Autonomous Underwater Vehicle Navigation and Control Using an Autonomous Surface Craft

PI: Michael Triantafyllou, MIT Sea Grant, James Bellingham, MIT Sea Grant, Justin Manley, MIT Sea Grant

Project Number:2000-RCM-6

Start Date:2000-03-01End Date:2002-02-28

Proposal Summary

Objectives: We propose a two year effort to develop and demonstrate a new technique for communicating with and navigating Autonomous Underwater Vehicles (AUVs). Using an Autonomous Surface Craft (ASC) it is possible to deploy navigation and communication systems on the ocean surface in the immediate vicinity of an underwater vehicle. This close proximity of a surface expression allows underwater acoustic signals to be transmitted through any means available above the free surface. Combining commercially available and newly developed prototype communications and navigation systems with the novel AUV and ASC technology available at MIT Sea Grant will yield a new synthesis that vastly improves the superior data collection system able to collect in situ data over the entire water column. This effort will provide a valuable new component to the Autonomous Ocean Sampling Network (AOSN) concept.

Methodology: The proposed project will follow a philosophy of incremental development. Each year of the program will have several key phases, each of which will culminate with a significant milestone. These phases are:
1. Supervisory Control of the ASC
2. UAM Integration
3. UAM Communications Tests
4. AUV Control Tests
5. USBL Tracking
6. Two-way Communications
7. Satellite Telemetry

Each phase adds a new level of complexity to the system. By the end of the first year the current capabilities of the fixed AOSN moorings will be duplicated on the mobile ASC. The second year will add navigation capabilities and concluded with an investigation into the utility of satellite data systems for AUV control.

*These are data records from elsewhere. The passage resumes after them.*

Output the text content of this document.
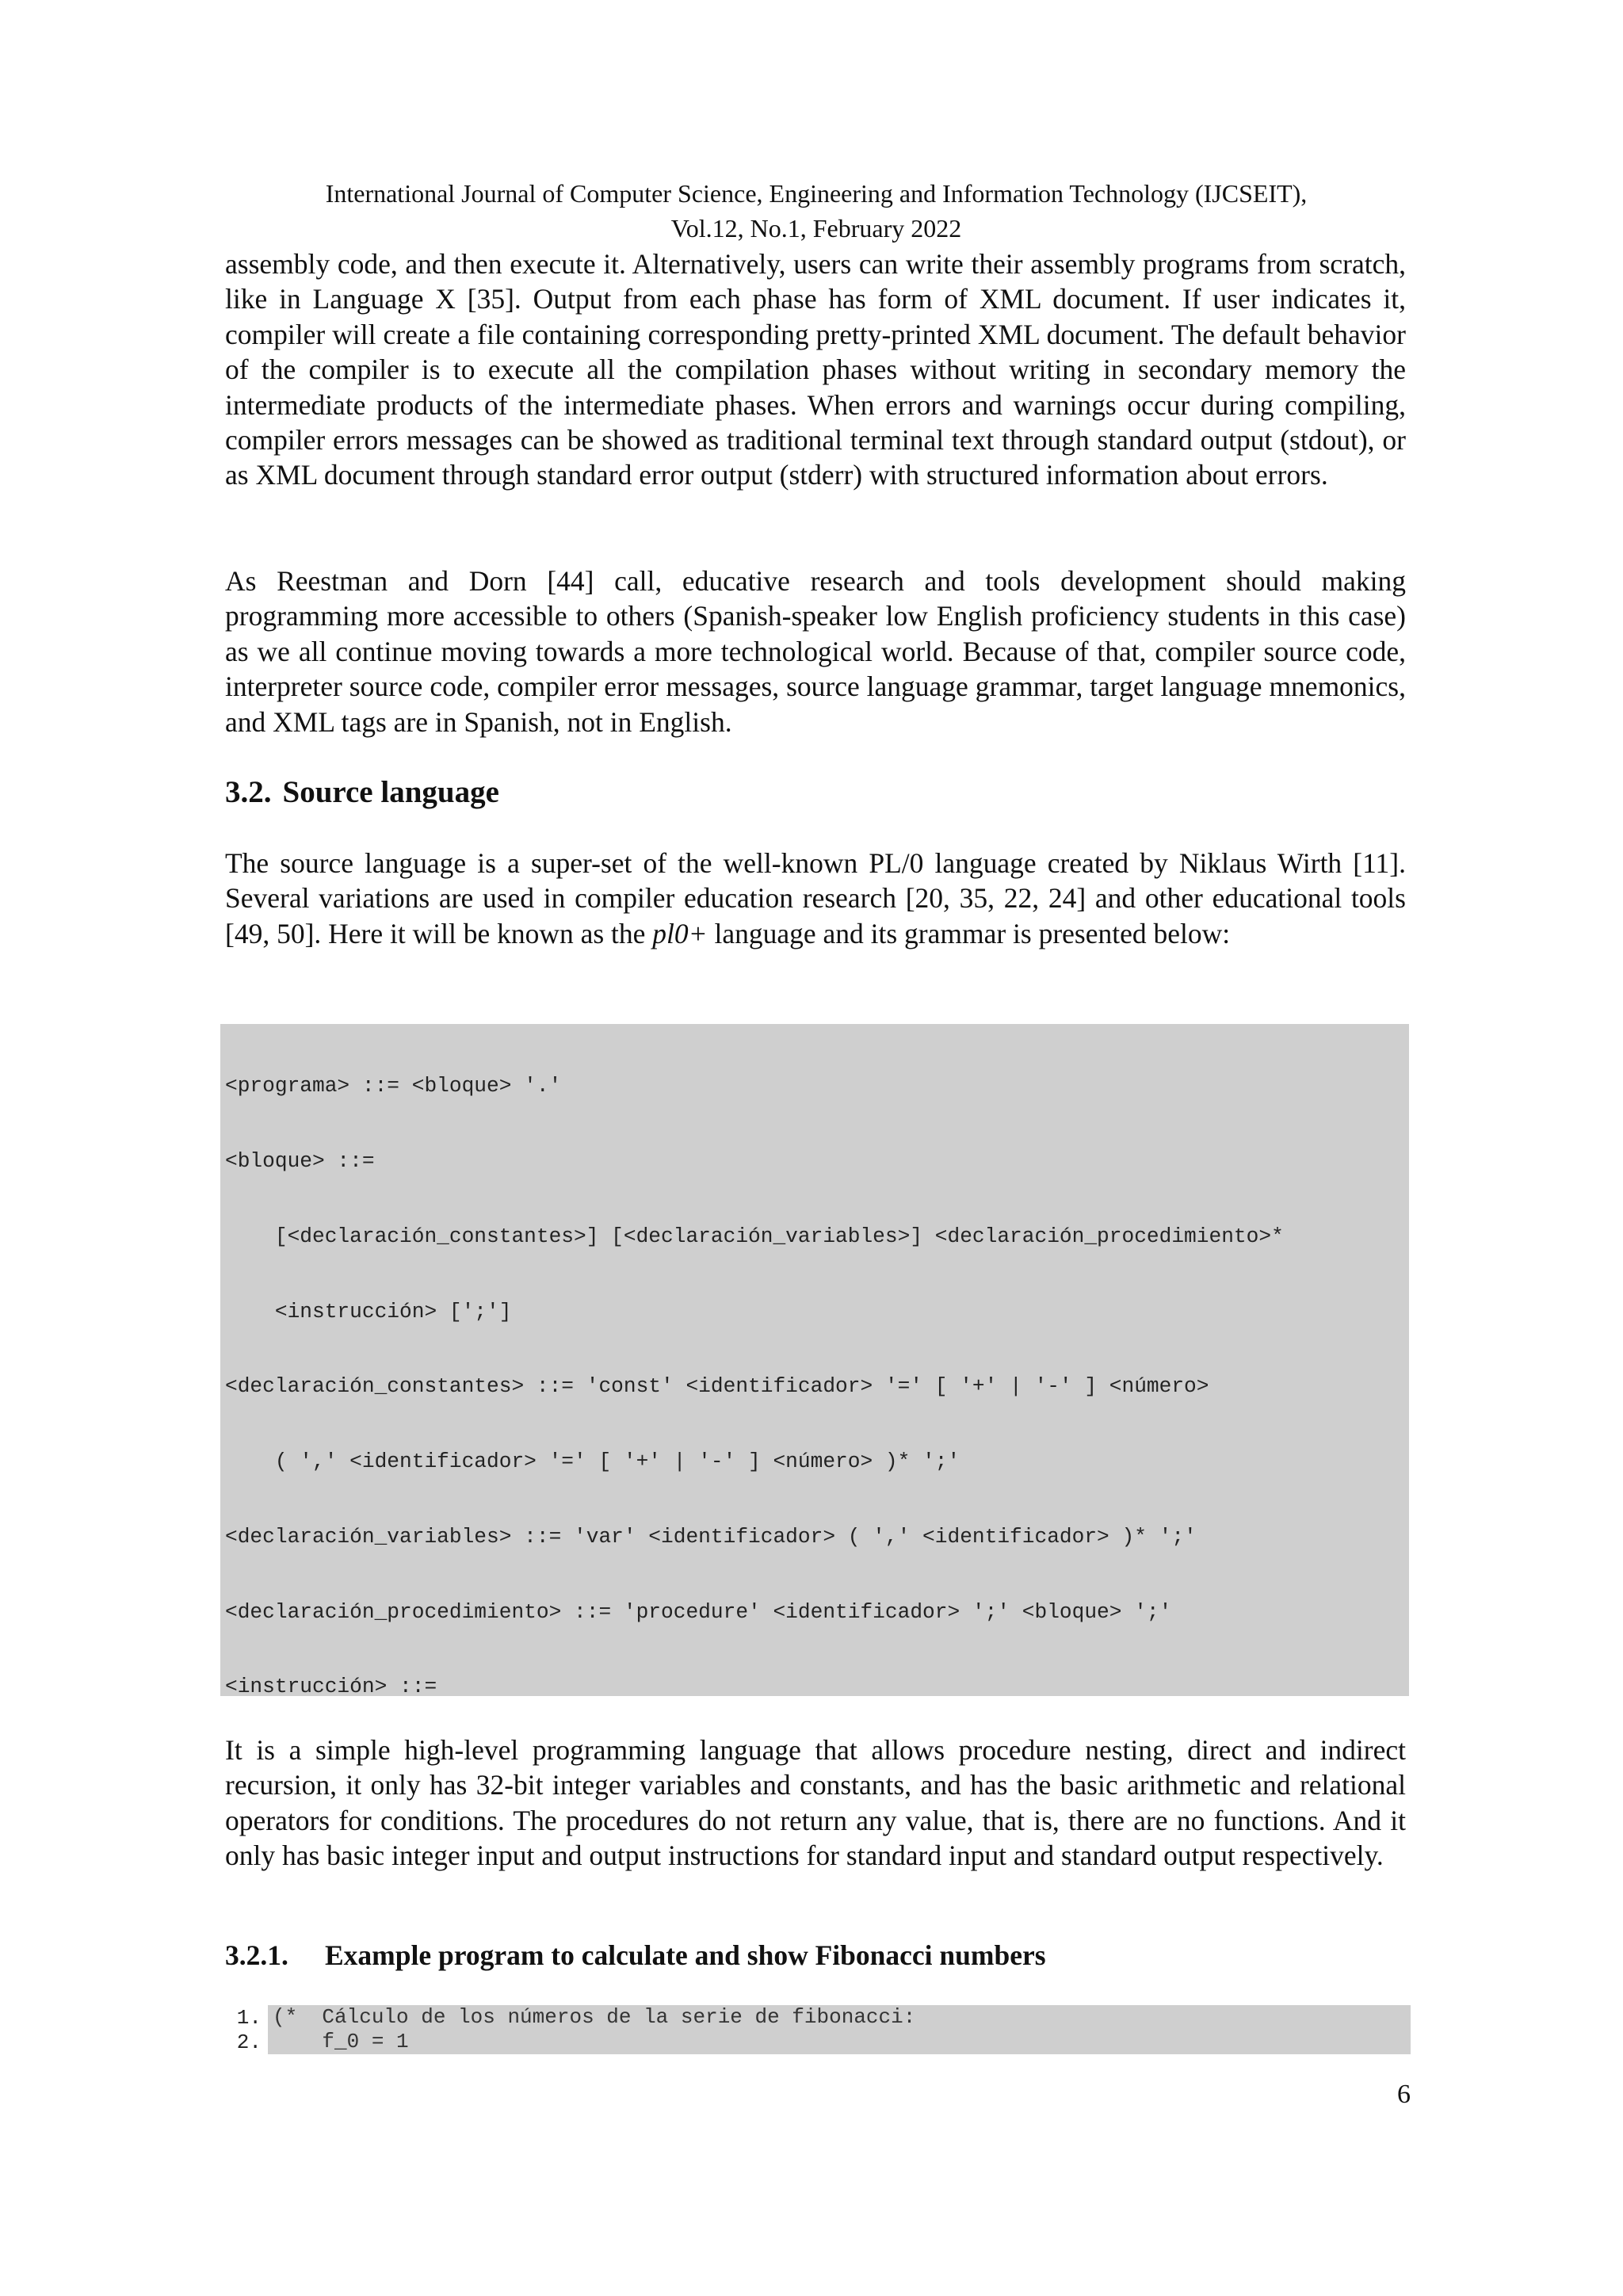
International Journal of Computer Science, Engineering and Information Technology (IJCSEIT),
Vol.12, No.1, February 2022

assembly code, and then execute it. Alternatively, users can write their assembly programs from scratch, like in Language X [35]. Output from each phase has form of XML document. If user indicates it, compiler will create a file containing corresponding pretty-printed XML document. The default behavior of the compiler is to execute all the compilation phases without writing in secondary memory the intermediate products of the intermediate phases. When errors and warnings occur during compiling, compiler errors messages can be showed as traditional terminal text through standard output (stdout), or as XML document through standard error output (stderr) with structured information about errors.

As Reestman and Dorn [44] call, educative research and tools development should making programming more accessible to others (Spanish-speaker low English proficiency students in this case) as we all continue moving towards a more technological world. Because of that, compiler source code, interpreter source code, compiler error messages, source language grammar, target language mnemonics, and XML tags are in Spanish, not in English.

3.2. Source language

The source language is a super-set of the well-known PL/0 language created by Niklaus Wirth [11]. Several variations are used in compiler education research [20, 35, 22, 24] and other educational tools [49, 50]. Here it will be known as the pl0+ language and its grammar is presented below:

<programa> ::= <bloque> '.'

<bloque> ::=

[<declaración_constantes>] [<declaración_variables>] <declaración_procedimiento>*

<instrucción> [';']

<declaración_constantes> ::= 'const' <identificador> '=' [ '+' | '-' ] <número>

( ',' <identificador> '=' [ '+' | '-' ] <número> )* ';'

<declaración_variables> ::= 'var' <identificador> ( ',' <identificador> )* ';'

<declaración_procedimiento> ::= 'procedure' <identificador> ';' <bloque> ';'

<instrucción> ::=

It is a simple high-level programming language that allows procedure nesting, direct and indirect recursion, it only has 32-bit integer variables and constants, and has the basic arithmetic and relational operators for conditions. The procedures do not return any value, that is, there are no functions. And it only has basic integer input and output instructions for standard input and standard output respectively.

3.2.1. Example program to calculate and show Fibonacci numbers
1. (*  Cálculo de los números de la serie de fibonacci:
2. f_0 = 1
6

Rationale: The inability to communicate with deployed marine instruments is a fundamental impediment to creation of real-time oceanographic observation systems. Accurate forecasting of the coastal oceanography has significant implications for environmental management and protection as well as coastal fisheries management. In addition, marine scientists need accurate forecasts to tailor their experiments to specific locations, times and processes that best exemplify the phenomena being studied. The short time-scales of coastal processes (of order hours) creates a need for real-time observation. Current solutions to this challenge lie in the use of Autonomous Ocean Sampling Networks that are based on moored navigation and communication systems. Combining commercially available and newly developed prototype communications and navigation systems with the novel AUV and ASC technology available at MIT Sea Grant will yield a new synthesis that vastly improves the capabilities of either system individually. The combination of mobile surface and underwater systems will also provide a superior data collection system able to collect in situ data in real-time over the entire water column. This effort will provide a valuable new component to the Autonomous Ocean Sampling Network (AOSN) concept.